Essa política sionista de colonização forçada e tudo o que a envolve e a ela se associa, em especial o muro que torna possível o confisco, por parte de Israel, de terras palestinas, foi considerada ilegal em parecer consultivo da Corte Internacional de Justiça (CIJ) em decisão anunciada em 9 de junho de 2004. Na ocasião, 14 membros da CIJ votaram a favor da condenação, e apenas um membro votou contra. Por fim, a Corte lembra aos países-membros da ONU o respeito à obrigação comum de evitar negociações de toda ordem com Israel, em função de seu desrespeito ao direito internacional. A Assembleia Geral da ONU aprovou o parecer da CIJ por ampla maioria — 150 países a favor, incluído o Brasil, e 6 contra –, o que implica, praticamente, um consensus humani generis. Lembramos que os pareceres da CIJ, embora não tenham efeito vinculante nem eficácia direta, criam direito internacional, de acordo com o artigo 38 (d) dos Estatutos da instituição. E a lei, mesmo que violada por Israel, continua sendo lei.
O sr. Dani Dayan, ao residir numa colônia exclusivamente judaica construída ilegalmente em território palestino — Ma´ale Shomron, no norte da Cisjordânia — e ao defender as políticas de construção e expansão dessas colônias, viola claramente o direito internacional, segundo o parecer da CIJ aprovado por maioria de votos (inclusive o do Brasil) na ONU.
Desde muito antes da fundação de Israel, em 1948, as ações dos sionistas têm sido no sentido de apropriar-se de toda a Palestina histórica. Hoje, dada a aplicação dessa política, a Palestina é formada por um território recortado pelo muro, pelas colônias e por rodovias de uso exclusivo de israelenses, aos quais as autoridades de Israel proíbem o acesso dos palestinos.
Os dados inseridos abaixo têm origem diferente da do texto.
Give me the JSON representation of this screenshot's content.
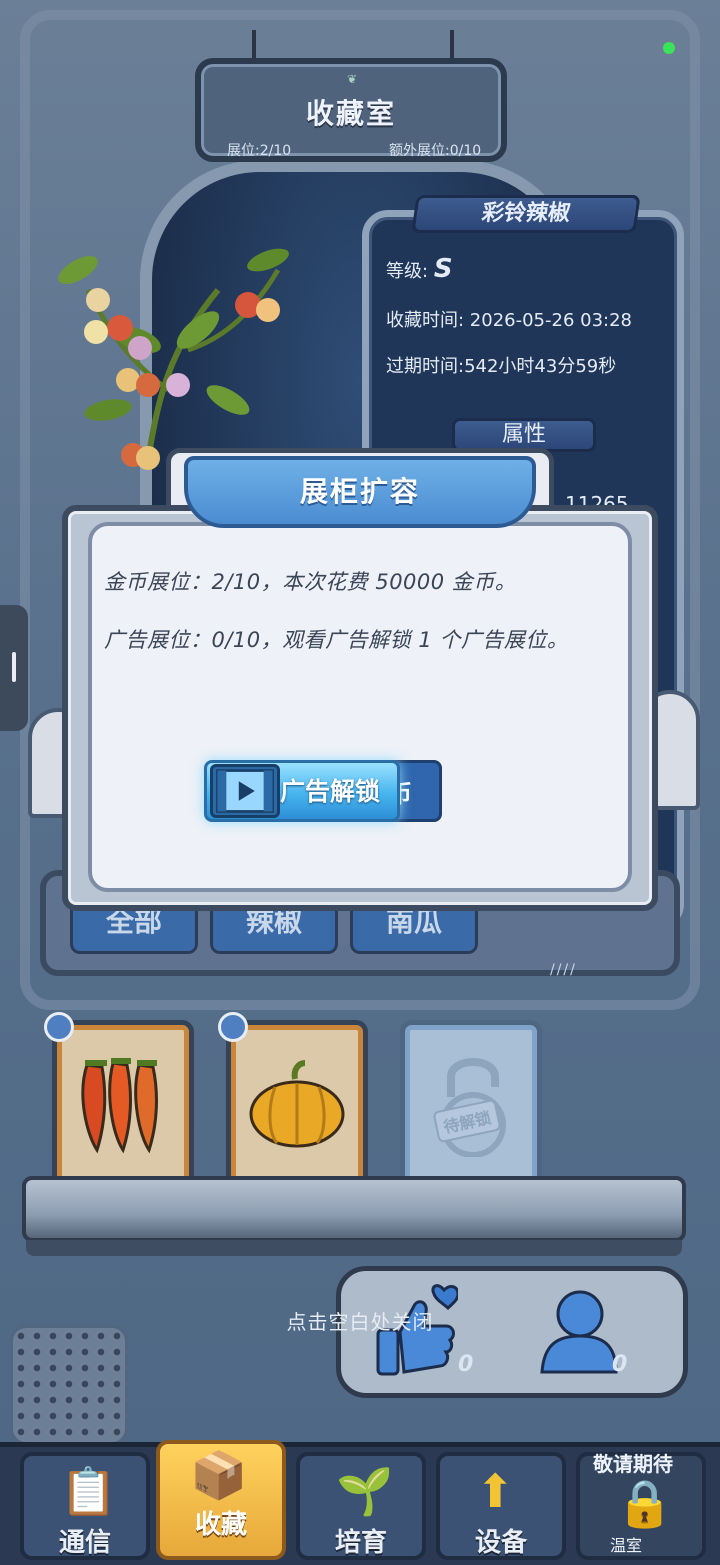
{
  "header": {
    "title": "收藏室",
    "slots": "展位:2/10",
    "extra_slots": "额外展位:0/10"
  },
  "item_info": {
    "name": "彩铃辣椒",
    "grade_label": "等级:",
    "grade_value": "S",
    "collect_time": "收藏时间: 2026-05-26 03:28",
    "expire_time": "过期时间:542小时43分59秒",
    "attributes_label": "属性",
    "attribute_value": "11265"
  },
  "categories": [
    "全部",
    "辣椒",
    "南瓜"
  ],
  "shelf": {
    "unlock_label": "待解锁"
  },
  "likes": {
    "thumbs_count": "0",
    "follow_count": "0"
  },
  "close_hint": "点击空白处关闭",
  "nav": {
    "items": [
      "通信",
      "收藏",
      "培育",
      "设备",
      "温室"
    ],
    "active": "收藏",
    "coming_soon": "敬请期待"
  },
  "modal": {
    "title": "展柜扩容",
    "coin_line": "金币展位：2/10，本次花费 50000 金币。",
    "ad_line": "广告展位：0/10，观看广告解锁 1 个广告展位。",
    "ad_button": "广告解锁",
    "coin_button_partial": "币"
  },
  "colors": {
    "modal_header": "#4a8cd0",
    "ad_button": "#47b4ee",
    "nav_active": "#e6a83a",
    "status_dot": "#3be35a"
  }
}
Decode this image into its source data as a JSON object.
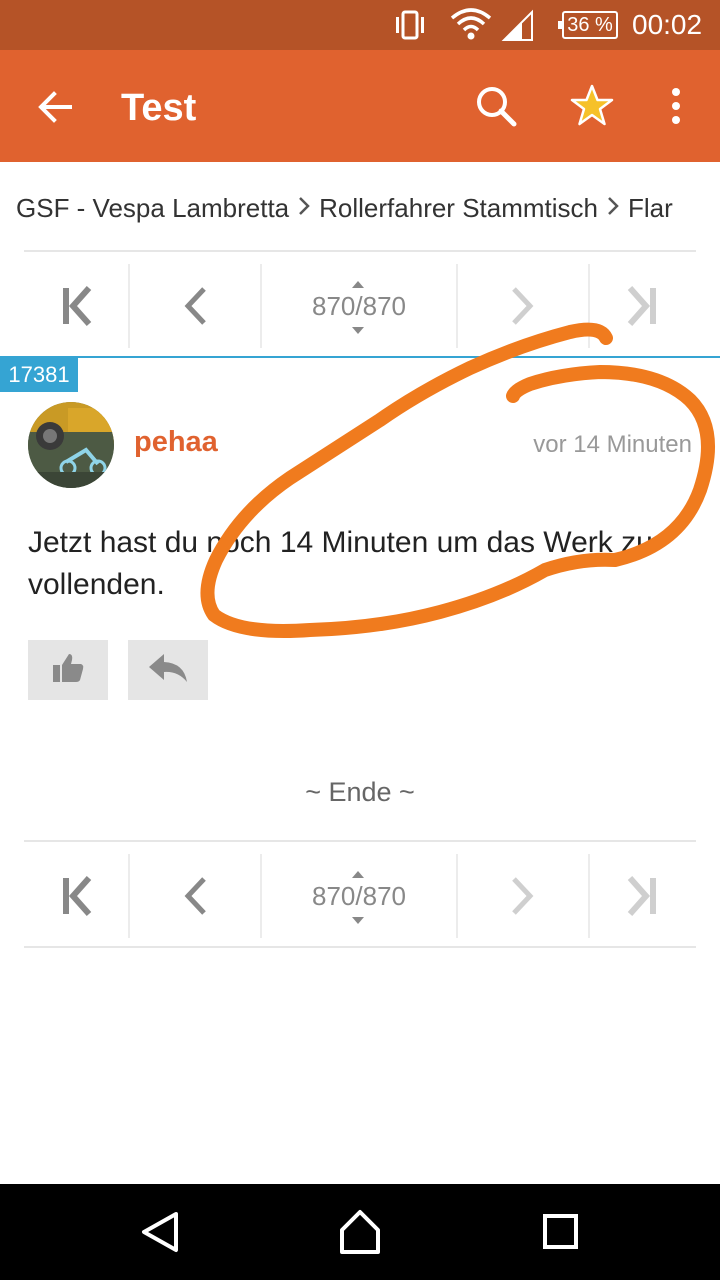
{
  "status_bar": {
    "icons": [
      "vibrate-icon",
      "wifi-icon",
      "signal-icon"
    ],
    "battery": "36 %",
    "time": "00:02"
  },
  "app_bar": {
    "title": "Test",
    "icons": [
      "back-arrow-icon",
      "search-icon",
      "star-icon",
      "more-vert-icon"
    ],
    "colors": {
      "bar": "#e0622f",
      "star": "#f6c129",
      "status": "#b55327"
    }
  },
  "breadcrumb": {
    "items": [
      "GSF - Vespa Lambretta",
      "Rollerfahrer Stammtisch",
      "Flar"
    ]
  },
  "pager_top": {
    "count": "870/870",
    "icons": [
      "first-page-icon",
      "prev-page-icon",
      "next-page-icon",
      "last-page-icon"
    ]
  },
  "post": {
    "number": "17381",
    "author": "pehaa",
    "time": "vor 14 Minuten",
    "body": "Jetzt hast du noch 14 Minuten um das Werk zu vollenden.",
    "actions": [
      "thumbs-up-icon",
      "reply-icon"
    ],
    "colors": {
      "number_badge": "#35a4d3",
      "author": "#e0622f"
    }
  },
  "end_marker": "~ Ende ~",
  "pager_bottom": {
    "count": "870/870",
    "icons": [
      "first-page-icon",
      "prev-page-icon",
      "next-page-icon",
      "last-page-icon"
    ]
  },
  "annotation": {
    "type": "hand-drawn-circle",
    "color": "#f07b1e"
  },
  "nav_bar": {
    "icons": [
      "back-triangle-icon",
      "home-icon",
      "recents-icon"
    ]
  }
}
Em artigo publicado na seção The Opinion Pages do jornal The New York Times em 25 de julho de 2012, cujo título é “Israel’s Settlers Are Here to Stay“, o sr. Dayan fala em “território em disputa”, e não em “ocupação”, justificativa sionista para defender os territórios tomados na Guerra dos Seis Dias, em junho de 1967. Segundo ele, Israel tem o direito “inexpugnável” de chamar de “pátria” a Cisjordânia, que o sr. Dayan trata pelos nomes bíblicos de “Judeia e Samaria”, numa clara alusão ao não reconhecimento da soberania palestina.
Em outras palavras, para o sr. Dayan a situação atual deve ser mantida e aprofundada – ou seja, o apartheid institucionalizado, a limpeza étnica, a expulsão sistemática de palestinos de suas casas e a demolição de grande número delas, a negação dos direitos humanos fundamentais a essa população — incluindo o retorno a suas terras, de onde vem sendo expulsa desde antes de 1948, ano da criação do Estado de Israel, que os palestinos chamam de nakba (catástrofe).
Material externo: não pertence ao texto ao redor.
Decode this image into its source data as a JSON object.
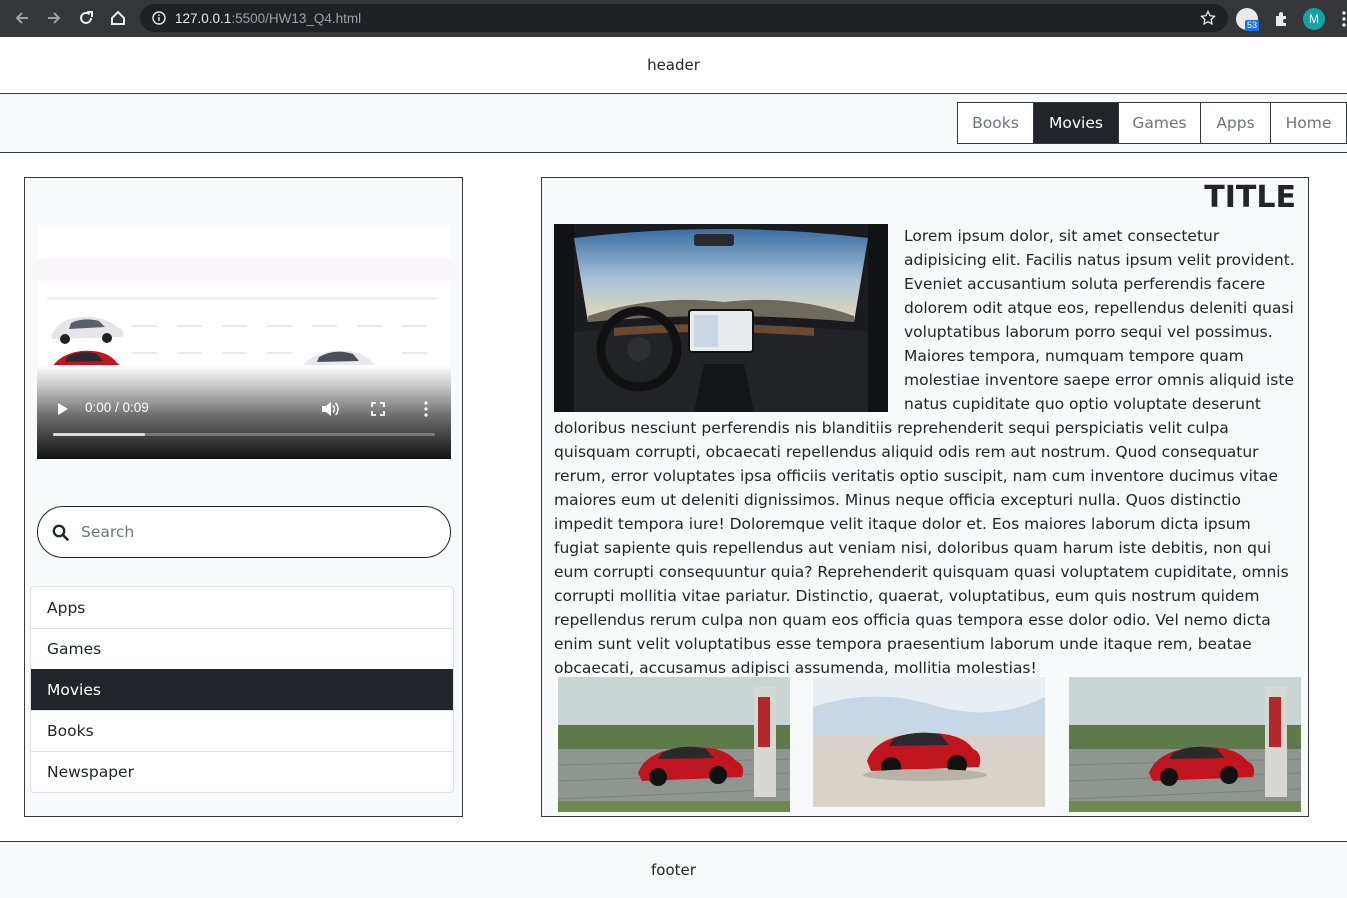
{
  "browser": {
    "url_host": "127.0.0.1",
    "url_path": ":5500/HW13_Q4.html",
    "extension_badge": "53",
    "profile_initial": "M",
    "icons": [
      "back-icon",
      "forward-icon",
      "reload-icon",
      "home-icon",
      "info-icon",
      "star-icon",
      "extensions-icon",
      "menu-icon"
    ]
  },
  "header": {
    "text": "header"
  },
  "topnav": {
    "items": [
      {
        "label": "Books"
      },
      {
        "label": "Movies",
        "active": true
      },
      {
        "label": "Games"
      },
      {
        "label": "Apps"
      },
      {
        "label": "Home"
      }
    ]
  },
  "sidebar": {
    "video": {
      "time": "0:00 / 0:09",
      "progress_fraction": 0.24
    },
    "search": {
      "placeholder": "Search"
    },
    "list": [
      {
        "label": "Apps"
      },
      {
        "label": "Games"
      },
      {
        "label": "Movies",
        "active": true
      },
      {
        "label": "Books"
      },
      {
        "label": "Newspaper"
      }
    ]
  },
  "main": {
    "title": "TITLE",
    "body": "Lorem ipsum dolor, sit amet consectetur adipisicing elit. Facilis natus ipsum velit provident. Eveniet accusantium soluta perferendis facere dolorem odit atque eos, repellendus deleniti quasi voluptatibus laborum porro sequi vel possimus. Maiores tempora, numquam tempore quam molestiae inventore saepe error omnis aliquid iste natus cupiditate quo optio voluptate deserunt doloribus nesciunt perferendis nis blanditiis reprehenderit sequi perspiciatis velit culpa quisquam corrupti, obcaecati repellendus aliquid odis rem aut nostrum. Quod consequatur rerum, error voluptates ipsa officiis veritatis optio suscipit, nam cum inventore ducimus vitae maiores eum ut deleniti dignissimos. Minus neque officia excepturi nulla. Quos distinctio impedit tempora iure! Doloremque velit itaque dolor et. Eos maiores laborum dicta ipsum fugiat sapiente quis repellendus aut veniam nisi, doloribus quam harum iste debitis, non qui eum corrupti consequuntur quia? Reprehenderit quisquam quasi voluptatem cupiditate, omnis corrupti mollitia vitae pariatur. Distinctio, quaerat, voluptatibus, eum quis nostrum quidem repellendus rerum culpa non quam eos officia quas tempora esse dolor odio. Vel nemo dicta enim sunt velit voluptatibus esse tempora praesentium laborum unde itaque rem, beatae obcaecati, accusamus adipisci assumenda, mollitia molestias!"
  },
  "footer": {
    "text": "footer"
  },
  "colors": {
    "dark": "#212529",
    "light_bg": "#f8f9fa",
    "muted": "#6c757d",
    "car_red": "#c0141f"
  }
}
Em outras palavras, o sr. Dayan defende abertamente o projeto sionista de um estado judeu homogêneo, sem palestinos, em toda a Palestina histórica.
Ele dedicou quase oito anos de sua vida servindo as forças de ocupação israelenses e presidiu, de 2007 e 2013, o Conselho Yesha, que representa os mais de 500 mil colonos israelenses estabelecidos ilegalmente em terras palestinas. Hoje, ocupa o posto de chefe de relações internacionais desse conselho.
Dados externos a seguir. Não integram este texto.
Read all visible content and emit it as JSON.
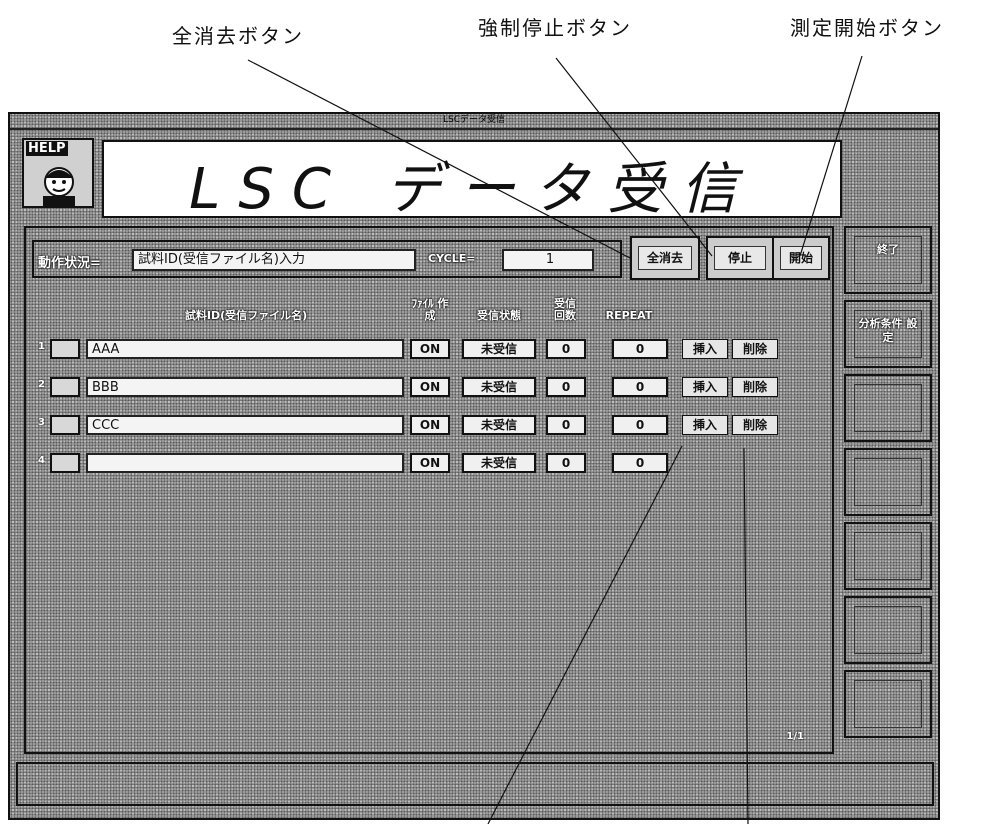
{
  "callouts": {
    "clear_all": "全消去ボタン",
    "force_stop": "強制停止ボタン",
    "start": "測定開始ボタン"
  },
  "window": {
    "titlebar": "LSCデータ受信",
    "help_label": "HELP",
    "title": "LSC データ受信"
  },
  "status": {
    "label": "動作状況=",
    "value": "試料ID(受信ファイル名)入力",
    "cycle_label": "CYCLE=",
    "cycle_value": "1"
  },
  "toolbar": {
    "clear_all": "全消去",
    "stop": "停止",
    "start": "開始"
  },
  "side_buttons": [
    {
      "label": "終了"
    },
    {
      "label": "分析条件 設定"
    },
    {
      "label": ""
    },
    {
      "label": ""
    },
    {
      "label": ""
    },
    {
      "label": ""
    },
    {
      "label": ""
    }
  ],
  "table": {
    "headers": {
      "sample_id": "試料ID(受信ファイル名)",
      "file_create": "ﾌｧｲﾙ 作成",
      "recv_status": "受信状態",
      "recv_count": "受信 回数",
      "repeat": "REPEAT"
    },
    "insert_label": "挿入",
    "delete_label": "削除",
    "rows": [
      {
        "num": "1",
        "sample_id": "AAA",
        "file": "ON",
        "status": "未受信",
        "count": "0",
        "repeat": "0",
        "has_actions": true
      },
      {
        "num": "2",
        "sample_id": "BBB",
        "file": "ON",
        "status": "未受信",
        "count": "0",
        "repeat": "0",
        "has_actions": true
      },
      {
        "num": "3",
        "sample_id": "CCC",
        "file": "ON",
        "status": "未受信",
        "count": "0",
        "repeat": "0",
        "has_actions": true
      },
      {
        "num": "4",
        "sample_id": "",
        "file": "ON",
        "status": "未受信",
        "count": "0",
        "repeat": "0",
        "has_actions": false
      }
    ],
    "page_indicator": "1/1"
  }
}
Os colonos são atualmente a face mais agressiva da ocupação sionista, responsáveis por uma incessante perseguição aos palestinos (incluindo crianças); pela ameaça que representam ao invadir sítios palestinos carregando submetralhadoras e metralhadoras; pela expulsão de palestinos e confisco de suas casas; pela destruição de plantações, principalmente de oliveiras, base da economia palestina; calcula-se que, desde 1967, mais de 800 mil oliveiras tenham sido destruídas por colonos e autoridades israelenses.
Uma amostra aterradora do terror a que são submetidos os palestinos cotidianamente nas mãos dos colonos foi o assassinato, em 31 de julho último, do bebê Ali Dawabsha, de apenas 18 meses, queimado vivo pela ação de um colono na aldeia de Duma, em Nablus, Cisjordânia. É esse tipo de gente — considerada terrorista, oficialmente, até pelos Estados Unidos — que o sr. Dayan defende.
O primeiro-ministro Benjamin Netanyahu anunciou que a nomeação do sr. Dani Dayan vai ao encontro de sua política de expansão da presença israelense na América Latina e nas relações Brasil-Israel. Segundo a mídia, o novo embaixador deve assumir o posto em outubro próximo.
Preocupa-nos sobremaneira o fato de que um criminoso venha a ser embaixador de Israel no Brasil. Não queremos que isso aconteça em nosso país. Assim, reiteramos nossa condenação a essa nomeação, e aproveitamos a oportunidade para reiterar nossa reivindicação de ruptura de relações com Israel, atendendo ao apelo da sociedade civil palestina por boicote, desinvestimento e sanções (BDS) a Israel.
Assinam:
Frente em Defesa do Povo Palestino/BDS Brasil
Comitê Catarinense de Solidariedade ao Povo Palestino
Comitê da Palestina Democrática – Brasil
Comitê de Solidariedade à Luta do Povo Palestino do Rio de Janeiro
Comitê de Solidariedade ao Povo Palestino do Abcdmrr/SP
Comitê de Solidariedade ao Povo Palestino do Ceará
Comitê de Solidariedade à Palestina- Bahia
Comitê Brasileiro em Defesa dos Direitos do Povo Palestino
Anel – Assembleia Nacional dos Estudantes Livre!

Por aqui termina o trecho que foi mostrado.